Wednesday, February 23, 2011

MBotF reread: "Memories of Ice" by Steven Erikson

I must say I was unfair to "Memories of Ice". It looks like few times I have read this book were not enough to realize how great this book is. When I thought about it, I would remember only boring Mybhe sequences and too-emotional Ithkovian. I don't understand why is that, did my preferences changed in these two years since I last read MoI, but Ithkovian parts were great this time.


First to mention is curious jump this book represents. We have "Gardens of the Moon" and then "Deadhouse Gates", which is a causal (although a bit unexpected) sequel to it.

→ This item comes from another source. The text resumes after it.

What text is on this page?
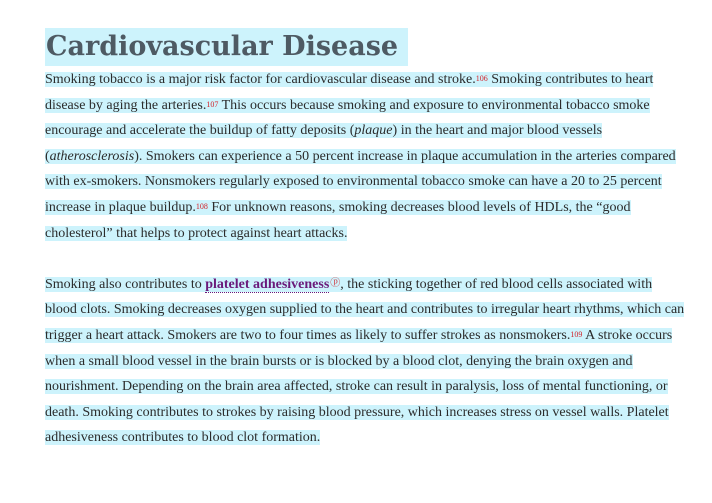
Cardiovascular Disease

Smoking tobacco is a major risk factor for cardiovascular disease and stroke.$^{106}$ Smoking contributes to heart disease by aging the arteries.$^{107}$ This occurs because smoking and exposure to environmental tobacco smoke encourage and accelerate the buildup of fatty deposits (plaque) in the heart and major blood vessels (atherosclerosis). Smokers can experience a 50 percent increase in plaque accumulation in the arteries compared with ex-smokers. Nonsmokers regularly exposed to environmental tobacco smoke can have a 20 to 25 percent increase in plaque buildup.$^{108}$ For unknown reasons, smoking decreases blood levels of HDLs, the “good cholesterol” that helps to protect against heart attacks.

Smoking also contributes to platelet adhesivenessⓟ, the sticking together of red blood cells associated with blood clots. Smoking decreases oxygen supplied to the heart and contributes to irregular heart rhythms, which can trigger a heart attack. Smokers are two to four times as likely to suffer strokes as nonsmokers.$^{109}$ A stroke occurs when a small blood vessel in the brain bursts or is blocked by a blood clot, denying the brain oxygen and nourishment. Depending on the brain area affected, stroke can result in paralysis, loss of mental functioning, or death. Smoking contributes to strokes by raising blood pressure, which increases stress on vessel walls. Platelet adhesiveness contributes to blood clot formation.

And then MoI resets the timeline to one parallel to DG. We have several instances where these two books reach between them. And even though both deal with world-changing events and they happen at same time, it wouldn't do to swap their places. MoI deals with events that are much closer to the center of things and explains few questions among those that there were left unanswered in DG. MoI starts the main sequence of the book, fight against "the main enemy". First two books served to sketch the world and establish some of main players, while this one now begins to unravel the real mystery.

As I said, MoI continues the plot started in GotM, although with a new twist, meaning that much of the characters from the former are now present. But interesting, former enemies are now allies. In Erikson's books there are no intrinsically evil characters (although, Jhistal IS a candidate for; just joking, he is not evil per se, just from the perspective of every other character and fan), so introducing POVs from characters formerly shown as "the others", "enemies" or "evil" is common.

I wouldn't go much about plot, especially since this book will so be a subject of "Malazan Re-read of the Fallen" on Tor.com soon. I will just mention few my observations. While Mybhe's parts are still far from my favorite, I found Itkovian's great. He is not a quarter of emo I remembered him. I like how this book establishes Quick Ben's supremacy, but also shows that he is not omnipotent. I also like Whiskeyjack's POVs; it is curious how his relatively short part looks much longer that it is, considering the whole series. There are characters with much, much more coverage, but Whiskeyjack is one of the most important characters for most fans, I think.

I was surprised when I read the explanation of Pale-events in this book. I completely forgot about it! Also, it is interesting how some of the facts sound different now, after reading almost whole series plus Esslemont's books.

After this reread, "Memories of Ice" has suddenly jumped from a MBotF novel to one of the best books in the series for me. Even though some people will argue that Erikson's writing got a bit unfocused in later books, with this one you can't miss. Really a treat for all fans.